Digital Wine Ventures has the ASX 200 in its sights as WineDepot launches
Link copied to
Digital Wine Ventures (ASX:DW8), which invests in technology servicing the global wine and beverage industry, can see itself as one of Australia’s 200 biggest publicly-listed companies, if all goes according to plan.
The company recently wrapped up a successful corporate roadshow and is currently unveiling its trading and logistics platform for Australia’s wine industry, WineDepot, at the Wine Industry IMPACT Conference being held in Orange today and tomorrow.
CEO Dean Taylor said the company was riding a wave of momentum in the new financial year.
“We had a fantastic response to the roadshow, we had plenty of full houses and we had to spill over into a few breakfast presentations,” he said.
“Considering it was reporting season, the amount of and calibre of people we had through the doors was terrific.”
Taylor said shareholders current and potential could “really understand” the company’s opportunity for scale.
“We foresee the business regularly producing profits in the future, it could be a top 200 company,” he said.
“Our focus at the moment is on getting WineDepot live, bringing all the infrastructure pieces together.
“We don’t need a lot of capital to execute on our vision, the business will get to breakeven quickly, we have first mover advantage and we are talking to wineries big and small.”
WineDepot will cater to producers, distributors, importers and retailers of all sizes across Australia, allowing them to fulfill orders from inventory reserves held in depots servicing key markets.

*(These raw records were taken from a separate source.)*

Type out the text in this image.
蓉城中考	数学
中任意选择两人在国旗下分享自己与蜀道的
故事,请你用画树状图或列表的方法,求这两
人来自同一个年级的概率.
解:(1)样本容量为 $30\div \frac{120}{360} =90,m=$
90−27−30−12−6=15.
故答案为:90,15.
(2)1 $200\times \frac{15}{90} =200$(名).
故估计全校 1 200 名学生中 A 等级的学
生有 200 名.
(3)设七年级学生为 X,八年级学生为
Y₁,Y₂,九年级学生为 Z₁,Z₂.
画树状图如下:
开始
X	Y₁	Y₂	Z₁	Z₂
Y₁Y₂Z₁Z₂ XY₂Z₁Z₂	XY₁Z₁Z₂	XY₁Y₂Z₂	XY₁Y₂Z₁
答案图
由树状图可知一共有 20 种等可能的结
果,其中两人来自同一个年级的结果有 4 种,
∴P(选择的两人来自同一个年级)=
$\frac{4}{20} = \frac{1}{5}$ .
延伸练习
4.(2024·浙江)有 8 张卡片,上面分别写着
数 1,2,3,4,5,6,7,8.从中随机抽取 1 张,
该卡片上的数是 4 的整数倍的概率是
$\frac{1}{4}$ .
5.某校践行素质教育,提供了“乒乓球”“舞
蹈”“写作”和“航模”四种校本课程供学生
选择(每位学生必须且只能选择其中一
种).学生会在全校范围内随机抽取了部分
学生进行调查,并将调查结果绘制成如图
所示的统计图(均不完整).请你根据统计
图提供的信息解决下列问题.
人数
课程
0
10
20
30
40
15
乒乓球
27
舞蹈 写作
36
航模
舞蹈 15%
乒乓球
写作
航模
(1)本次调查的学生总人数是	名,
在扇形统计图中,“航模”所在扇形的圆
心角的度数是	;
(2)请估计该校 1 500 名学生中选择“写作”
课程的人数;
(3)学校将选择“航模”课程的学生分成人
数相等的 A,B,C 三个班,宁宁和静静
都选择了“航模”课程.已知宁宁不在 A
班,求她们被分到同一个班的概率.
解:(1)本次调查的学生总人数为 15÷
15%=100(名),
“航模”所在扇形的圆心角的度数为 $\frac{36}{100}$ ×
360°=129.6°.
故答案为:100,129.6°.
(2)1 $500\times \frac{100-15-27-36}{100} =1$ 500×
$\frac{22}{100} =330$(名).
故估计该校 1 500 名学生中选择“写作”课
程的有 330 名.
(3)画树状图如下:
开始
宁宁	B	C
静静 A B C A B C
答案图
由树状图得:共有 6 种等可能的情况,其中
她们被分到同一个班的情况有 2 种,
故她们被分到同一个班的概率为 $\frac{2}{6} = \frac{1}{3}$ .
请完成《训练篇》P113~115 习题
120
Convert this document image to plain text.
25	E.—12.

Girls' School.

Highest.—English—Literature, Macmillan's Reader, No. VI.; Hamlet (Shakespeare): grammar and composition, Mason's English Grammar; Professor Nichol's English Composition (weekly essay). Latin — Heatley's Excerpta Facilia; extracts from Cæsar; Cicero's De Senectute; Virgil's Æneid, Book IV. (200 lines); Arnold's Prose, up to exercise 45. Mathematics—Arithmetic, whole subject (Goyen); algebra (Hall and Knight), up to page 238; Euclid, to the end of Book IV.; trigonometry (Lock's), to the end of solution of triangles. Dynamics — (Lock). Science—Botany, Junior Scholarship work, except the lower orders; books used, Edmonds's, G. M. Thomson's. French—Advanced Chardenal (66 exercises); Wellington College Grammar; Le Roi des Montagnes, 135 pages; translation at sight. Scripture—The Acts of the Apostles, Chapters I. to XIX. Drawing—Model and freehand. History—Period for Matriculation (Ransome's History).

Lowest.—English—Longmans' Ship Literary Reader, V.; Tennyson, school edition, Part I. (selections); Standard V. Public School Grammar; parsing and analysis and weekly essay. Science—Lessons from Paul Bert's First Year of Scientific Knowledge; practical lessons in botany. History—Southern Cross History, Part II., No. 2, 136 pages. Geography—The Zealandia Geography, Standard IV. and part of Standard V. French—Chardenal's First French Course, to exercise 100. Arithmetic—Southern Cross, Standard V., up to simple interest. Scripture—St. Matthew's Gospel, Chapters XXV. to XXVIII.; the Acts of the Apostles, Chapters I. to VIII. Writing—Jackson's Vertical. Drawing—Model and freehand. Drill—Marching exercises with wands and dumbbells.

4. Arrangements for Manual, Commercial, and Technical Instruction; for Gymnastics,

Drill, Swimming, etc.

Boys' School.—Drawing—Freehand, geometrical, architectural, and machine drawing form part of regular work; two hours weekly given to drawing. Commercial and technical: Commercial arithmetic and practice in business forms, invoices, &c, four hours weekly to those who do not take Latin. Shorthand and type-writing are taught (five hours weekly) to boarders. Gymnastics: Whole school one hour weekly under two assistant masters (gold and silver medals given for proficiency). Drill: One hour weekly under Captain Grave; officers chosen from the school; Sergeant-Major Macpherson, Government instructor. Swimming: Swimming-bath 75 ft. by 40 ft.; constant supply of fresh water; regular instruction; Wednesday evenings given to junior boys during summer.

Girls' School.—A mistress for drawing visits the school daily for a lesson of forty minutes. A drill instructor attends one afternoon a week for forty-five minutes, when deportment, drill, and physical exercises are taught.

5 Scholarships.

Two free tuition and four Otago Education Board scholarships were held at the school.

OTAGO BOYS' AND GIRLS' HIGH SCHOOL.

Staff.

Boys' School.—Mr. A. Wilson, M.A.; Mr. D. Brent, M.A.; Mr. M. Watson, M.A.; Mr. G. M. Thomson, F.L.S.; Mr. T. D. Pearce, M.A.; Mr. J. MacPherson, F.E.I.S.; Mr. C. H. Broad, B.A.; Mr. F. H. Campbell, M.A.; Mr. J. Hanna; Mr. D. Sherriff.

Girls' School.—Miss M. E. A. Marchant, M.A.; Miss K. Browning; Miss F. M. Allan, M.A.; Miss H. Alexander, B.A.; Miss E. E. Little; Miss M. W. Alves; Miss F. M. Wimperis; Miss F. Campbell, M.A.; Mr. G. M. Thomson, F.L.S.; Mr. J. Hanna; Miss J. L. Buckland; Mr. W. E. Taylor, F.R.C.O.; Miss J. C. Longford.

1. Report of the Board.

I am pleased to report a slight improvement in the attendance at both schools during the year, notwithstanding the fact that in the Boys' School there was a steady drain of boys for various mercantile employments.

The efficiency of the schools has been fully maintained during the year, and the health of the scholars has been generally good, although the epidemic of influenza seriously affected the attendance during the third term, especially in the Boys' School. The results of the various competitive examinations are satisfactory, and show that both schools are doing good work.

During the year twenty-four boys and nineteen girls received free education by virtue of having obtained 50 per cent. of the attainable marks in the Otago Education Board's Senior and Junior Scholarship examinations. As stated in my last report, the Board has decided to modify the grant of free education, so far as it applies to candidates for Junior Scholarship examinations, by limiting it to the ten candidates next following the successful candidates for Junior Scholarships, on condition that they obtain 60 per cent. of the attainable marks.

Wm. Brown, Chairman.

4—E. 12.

It has been developed in partnership with Australia Post, and it will significantly reduce delivery times, freight costs and breakages, the company says.
And it’s not just in Australia that Digital Wine Ventures has a vast opportunity in front of it. The company is also looking to provide the Australian wine industry with a direct sales channel to China.
“The solution we’ve got allows for savings of up to 65 per cent on current supply chain fulfilment costs,” Taylor said.
“I would be very surprised if there isn’t a high adoption rate and I think within a few years there won’t be many brands that aren’t passing through our supply chain at some level.”